Duta Besar Afrika Selatan Diusir: Dituduh Benci Donald Trump!

AS telah mengusir Duta Besar Afrika Selatan untuk Washington, Ebrahim Rasool, dalam sebuah langkah yang menandai peningkatan ketegangan antara kedua negara. Menteri Luar Negeri AS, Marco Rubio, mengumumkan bahwa Rasool kini dianggap sebagai “PERSONA NON GRATA,” sebuah istilah Latin yang berarti “orang yang tidak diinginkan.” Dalam pernyataannya, Rubio menuduh Rasool memiliki sikap anti-Amerika dan menganggapnya sebagai politisi yang menghasut isu rasial.
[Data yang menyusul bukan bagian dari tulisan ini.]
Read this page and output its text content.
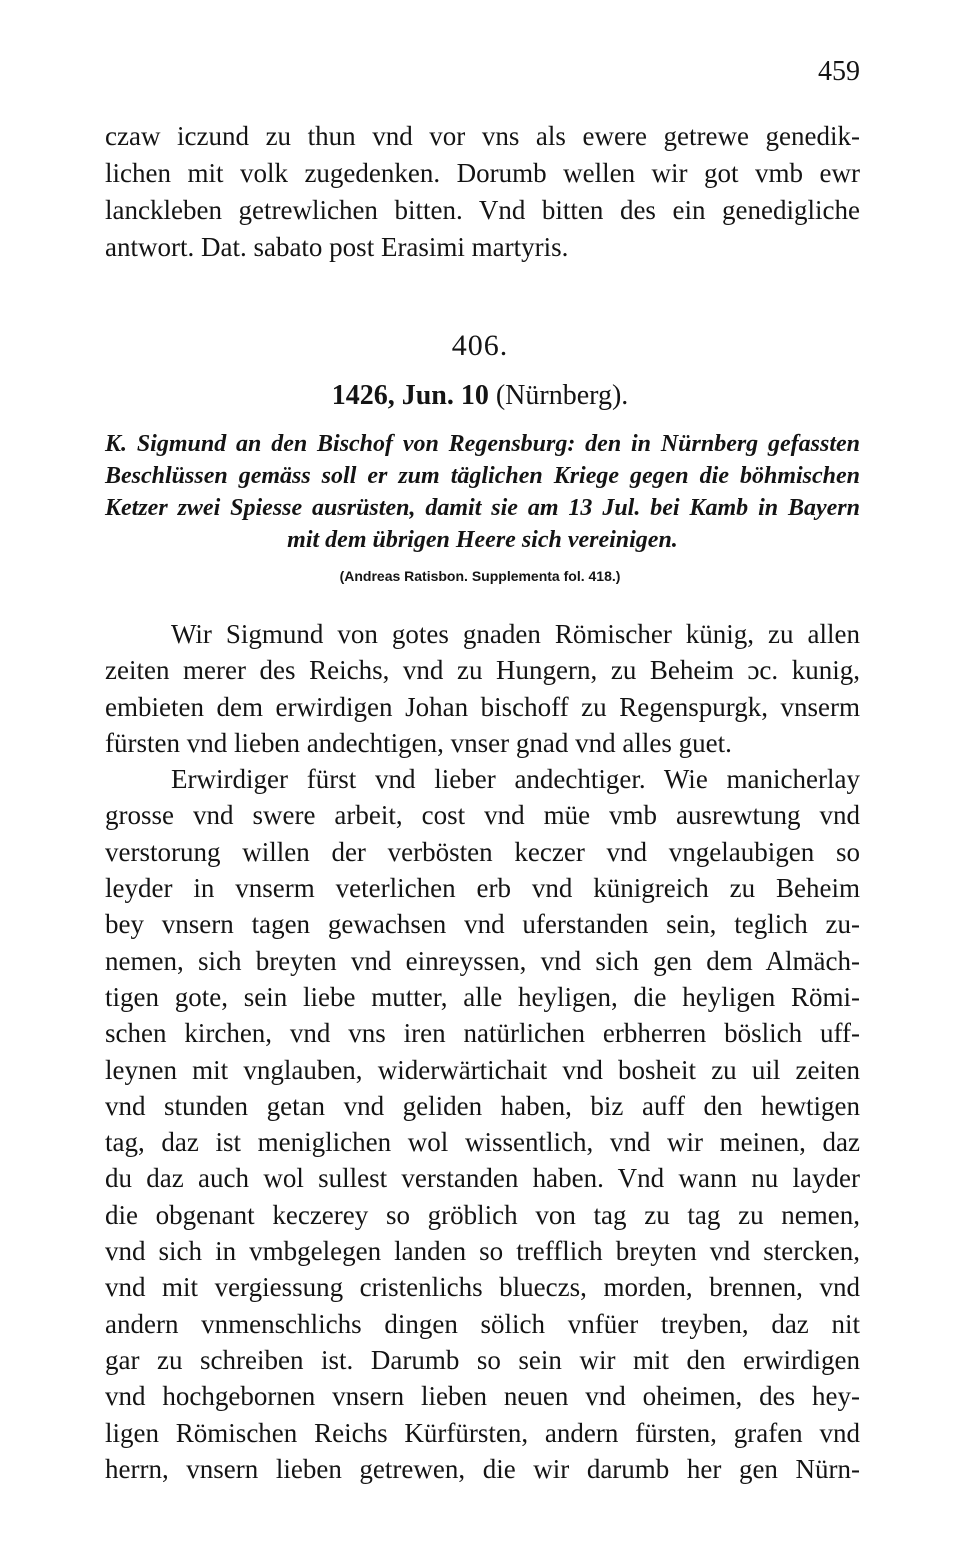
459
czaw iczund zu thun vnd vor vns als ewere getrewe genedik-
lichen mit volk zugedenken. Dorumb wellen wir got vmb ewr
lanckleben getrewlichen bitten. Vnd bitten des ein genedigliche
antwort. Dat. sabato post Erasimi martyris.
406.
1426, Jun. 10 (Nürnberg).
K. Sigmund an den Bischof von Regensburg: den in Nürnberg gefassten
Beschlüssen gemäss soll er zum täglichen Kriege gegen die böhmischen
Ketzer zwei Spiesse ausrüsten, damit sie am 13 Jul. bei Kamb in Bayern
mit dem übrigen Heere sich vereinigen.
(Andreas Ratisbon. Supplementa fol. 418.)
Wir Sigmund von gotes gnaden Römischer künig, zu allen
zeiten merer des Reichs, vnd zu Hungern, zu Beheim ɔc. kunig,
embieten dem erwirdigen Johan bischoff zu Regenspurgk, vnserm
fürsten vnd lieben andechtigen, vnser gnad vnd alles guet.
Erwirdiger fürst vnd lieber andechtiger. Wie manicherlay
grosse vnd swere arbeit, cost vnd müe vmb ausrewtung vnd
verstorung willen der verbösten keczer vnd vngelaubigen so
leyder in vnserm veterlichen erb vnd künigreich zu Beheim
bey vnsern tagen gewachsen vnd uferstanden sein, teglich zu-
nemen, sich breyten vnd einreyssen, vnd sich gen dem Almäch-
tigen gote, sein liebe mutter, alle heyligen, die heyligen Römi-
schen kirchen, vnd vns iren natürlichen erbherren böslich uff-
leynen mit vnglauben, widerwärtichait vnd bosheit zu uil zeiten
vnd stunden getan vnd geliden haben, biz auff den hewtigen
tag, daz ist meniglichen wol wissentlich, vnd wir meinen, daz
du daz auch wol sullest verstanden haben. Vnd wann nu layder
die obgenant keczerey so gröblich von tag zu tag zu nemen,
vnd sich in vmbgelegen landen so trefflich breyten vnd stercken,
vnd mit vergiessung cristenlichs blueczs, morden, brennen, vnd
andern vnmenschlichs dingen sölich vnfüer treyben, daz nit
gar zu schreiben ist. Darumb so sein wir mit den erwirdigen
vnd hochgebornen vnsern lieben neuen vnd oheimen, des hey-
ligen Römischen Reichs Kürfürsten, andern fürsten, grafen vnd
herrn, vnsern lieben getrewen, die wir darumb her gen Nürn-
Kejadian ini terjadi setelah Rasool menyampaikan kritik tajam terhadap pemerintahan Presiden Donald Trump dalam sebuah kuliah daring. Ia mengklaim bahwa kebijakan yang diambil oleh Trump merupakan serangan terhadap petahana dan memobilisasi supremasi kulit putih baik di dalam maupun luar negeri. Menurut Rasool, gerakan “Make America Great Again” (MAGA) sebagai respons terhadap perubahan demografis menunjukkan bahwa pemilih di AS diproyeksikan akan mengurangi jumlah pemilih kulit putih menjadi 48 persen.

Rubio tidak hanya menyampaikan pengusiran Rasool, tetapi juga merujuk pada artikel dari media sayap kanan, Breitbart, yang mengutip pernyataan Rasool. Dalam unggahan di media sosial platform X, Rubio menegaskan bahwa ucapan Rasool menunjukkan kebencian yang mendalam terhadap Amerika dan presiden. “Ebrahim Rasool tidak lagi diterima di negara besar kami,” tulisnya.

Pemerintah Afrika Selatan merespons dengan menyesalkan keputusan AS untuk mengusir Rasool. Mereka menyatakan bahwa negara tersebut tetap berkomitmen untuk menjalin hubungan yang saling menguntungkan dengan Amerika Serikat. Hubungan antara AS dan Afrika Selatan telah memburuk sejak Trump menjabat sebagai presiden, terutama setelah Trump menandatangani perintah eksekutif yang membekukan bantuan ke Afrika Selatan. Perintah itu merujuk pada apa yang disebutnya sebagai “tindakan mengerikan” dan “diskriminasi rasial yang tidak adil” terhadap orang-orang Afrikaner kulit putih, yang merupakan keturunan pemukim Belanda.

Ketegangan ini semakin diperburuk oleh pengesahan Undang-Undang Pengambilalihan di Afrika Selatan, yang dianggap oleh AS sebagai undang-undang yang menargetkan orang Afrikaner dengan mengizinkan pemerintah untuk mengambil alih tanah pribadi. Dalam sebuah pernyataan, Gedung Putih menyatakan bahwa Amerika Serikat akan menghentikan bantuan kepada Afrika Selatan selama negara itu terus mendukung “pelaku kejahatan di panggung dunia.”

Langkah pengusiran Duta Besar Rasool diyakini akan berdampak luas terhadap hubungan diplomatik antara kedua negara. Beberapa analis melihat tindakan ini sebagai bagian dari strategi politik dalam negeri AS, di mana isu rasial dan kebijakan imigrasi menjadi tema sentral. Mereka menilai bahwa pengusiran ini bukan hanya sekadar tindakan diplomatik, tetapi juga sebagai sinyal bagi komunitas internasional mengenai posisi AS terhadap ras dan kebijakan luar negeri.

Menteri Luar Negeri Afrika Selatan juga memberi pernyataan, menjelaskan bahwa negara mereka berkomitmen untuk mendukung hubungan yang konstruktif dengan AS dan mengecam tindakan yang dapat merusak kerja sama bilateral. Dalam konteks ini, pengusiran Rasool mengangkat banyak pertanyaan mengenai efektivitas diplomasi di era politik yang kian polarizing ini.

Menarik untuk disimak bagaimana langkah-langkah selanjutnya dari kedua pihak dalam penyelesaian permasalahan ini. Sejarah menunjukkan bahwa komunikasi yang efektif dapat mencegah ketegangan yang lebih lanjut, namun dengan situasi yang terkini, tantangan bagi kedua negara terlihat semakin besar. Dalam menghadapi kebijakan yang kontroversial, hubungan bilateral antara Afrika Selatan dan AS akan terus menjadi sorotan bagi para pengamat global.